Billy se había quedado observando junto a la puerta abierta, aparentemente olvidada su presencia por Sinclair, que estaba escuchando lo que Bennett tenía que decirle, con el ceño fruncido, apretado el puño encima del secante enfrente de él.

—Sí, señor, todos los periódicos nacionales, y el señor Braddock y yo hablaremos con los editores locales aquí en Sussex. —Se produjo una pausa mientras el inspector jefe tamborileaba con los dedos encima de la mesa. Volvió a hablar—: Parece improbable, lo reconozco.

Pero nadie puede adivinar los pensamientos de alguien así. Hay que tomarse la información en el sentido literal: debemos asumir que planea atacar de nuevo.

Cuando terminó la llamada, momentos más tarde, Sinclair se había vuelto hacia Madden.

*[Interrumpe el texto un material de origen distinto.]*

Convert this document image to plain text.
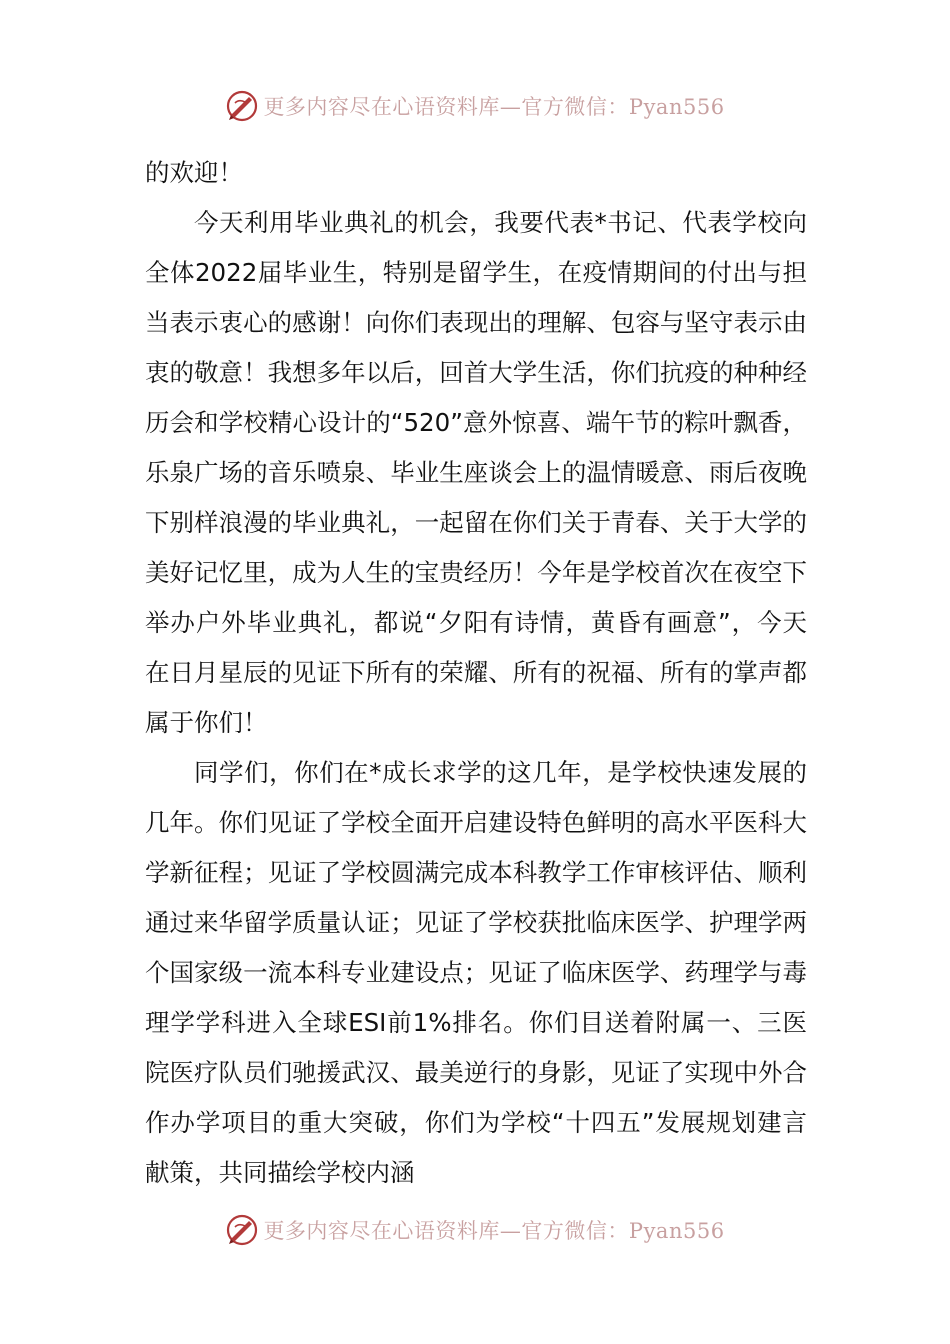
更多内容尽在心语资料库—官方微信：Pyan556

的欢迎！

今天利用毕业典礼的机会，我要代表*书记、代表学校向全体2022届毕业生，特别是留学生，在疫情期间的付出与担当表示衷心的感谢！向你们表现出的理解、包容与坚守表示由衷的敬意！我想多年以后，回首大学生活，你们抗疫的种种经历会和学校精心设计的“520”意外惊喜、端午节的粽叶飘香，乐泉广场的音乐喷泉、毕业生座谈会上的温情暖意、雨后夜晚下别样浪漫的毕业典礼，一起留在你们关于青春、关于大学的美好记忆里，成为人生的宝贵经历！今年是学校首次在夜空下举办户外毕业典礼，都说“夕阳有诗情，黄昏有画意”，今天在日月星辰的见证下所有的荣耀、所有的祝福、所有的掌声都属于你们！

同学们，你们在*成长求学的这几年，是学校快速发展的几年。你们见证了学校全面开启建设特色鲜明的高水平医科大学新征程；见证了学校圆满完成本科教学工作审核评估、顺利通过来华留学质量认证；见证了学校获批临床医学、护理学两个国家级一流本科专业建设点；见证了临床医学、药理学与毒理学学科进入全球ESI前1%排名。你们目送着附属一、三医院医疗队员们驰援武汉、最美逆行的身影，见证了实现中外合作办学项目的重大突破，你们为学校“十四五”发展规划建言献策，共同描绘学校内涵

更多内容尽在心语资料库—官方微信：Pyan556
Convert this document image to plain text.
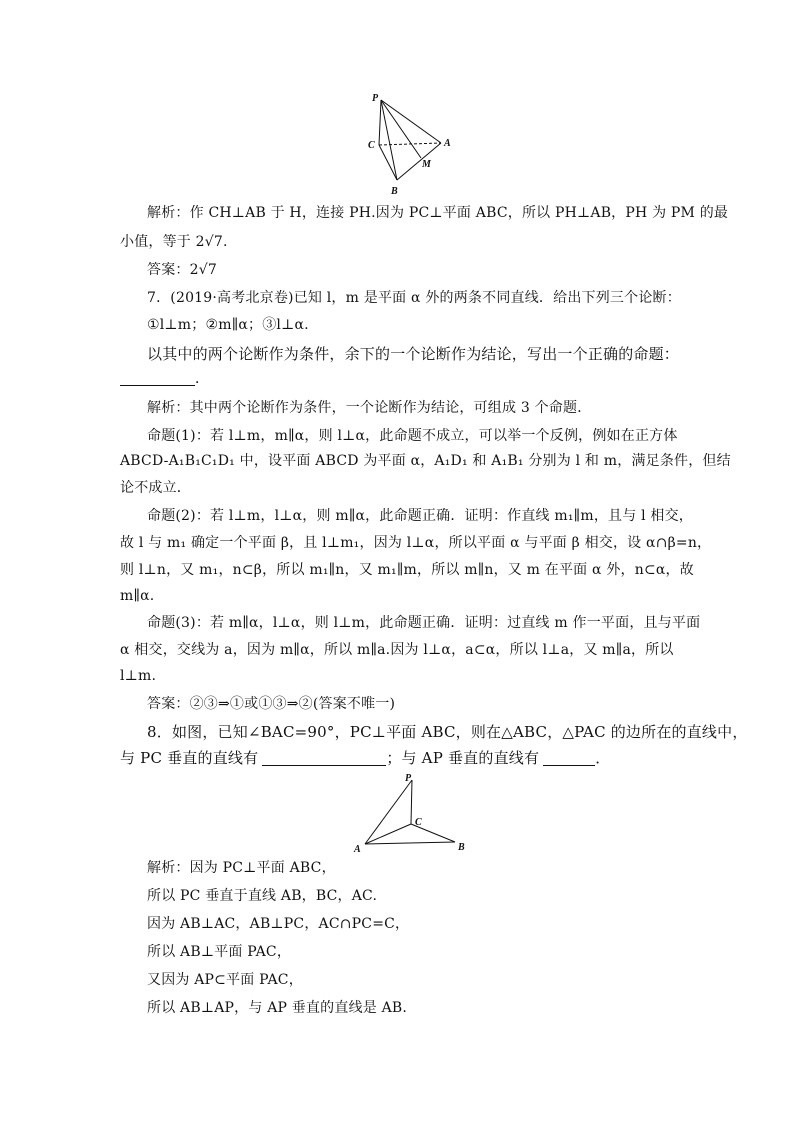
P
C	A
M
B
解析：作 CH⊥AB 于 H，连接 PH.因为 PC⊥平面 ABC，所以 PH⊥AB，PH 为 PM 的最
小值，等于 2√7.
答案：2√7
7．(2019·高考北京卷)已知 l，m 是平面 α 外的两条不同直线．给出下列三个论断：
①l⊥m；②m∥α；③l⊥α.
以其中的两个论断作为条件，余下的一个论断作为结论，写出一个正确的命题：
．
解析：其中两个论断作为条件，一个论断作为结论，可组成 3 个命题．
命题(1)：若 l⊥m，m∥α，则 l⊥α，此命题不成立，可以举一个反例，例如在正方体
ABCD-A₁B₁C₁D₁ 中，设平面 ABCD 为平面 α，A₁D₁ 和 A₁B₁ 分别为 l 和 m，满足条件，但结
论不成立．
命题(2)：若 l⊥m，l⊥α，则 m∥α，此命题正确．证明：作直线 m₁∥m，且与 l 相交，
故 l 与 m₁ 确定一个平面 β，且 l⊥m₁，因为 l⊥α，所以平面 α 与平面 β 相交，设 α∩β=n，
则 l⊥n，又 m₁，n⊂β，所以 m₁∥n，又 m₁∥m，所以 m∥n，又 m 在平面 α 外，n⊂α，故
m∥α.
命题(3)：若 m∥α，l⊥α，则 l⊥m，此命题正确．证明：过直线 m 作一平面，且与平面
α 相交，交线为 a，因为 m∥α，所以 m∥a.因为 l⊥α，a⊂α，所以 l⊥a，又 m∥a，所以
l⊥m.
答案：②③⇒①或①③⇒②(答案不唯一)
8．如图，已知∠BAC=90°，PC⊥平面 ABC，则在△ABC，△PAC 的边所在的直线中，
与 PC 垂直的直线有	；与 AP 垂直的直线有	．
P
C
A	B
解析：因为 PC⊥平面 ABC，
所以 PC 垂直于直线 AB，BC，AC.
因为 AB⊥AC，AB⊥PC，AC∩PC=C，
所以 AB⊥平面 PAC，
又因为 AP⊂平面 PAC，
所以 AB⊥AP，与 AP 垂直的直线是 AB.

—Bennett se preguntaba si Lang decidiría realmente arriesgarse ahora, justo cuando estaba a punto de irse. ¿Tú qué opinas, John?

Billy oyó gruñir a Madden. Había visto fruncir el ceño a su antiguo jefe.

—No estoy seguro, Angus. A juzgar por lo que te dijo Vane, es como si a Lang cada vez le costara más controlarse. ¿No es ése el motivo de que abandonara Alemania tan apresuradamente? Lleva reprimiéndose desde lo de Brookham, pero no debe de haber sido fácil. Ahora que se va debe de pensar que puede permitirse el lujo de correr riesgos. Quizá lo vea incluso como una ventaja. Puede dejar a la policía investigando otro de estos crímenes, buscando al asesino en Inglaterra, mientras él escapa.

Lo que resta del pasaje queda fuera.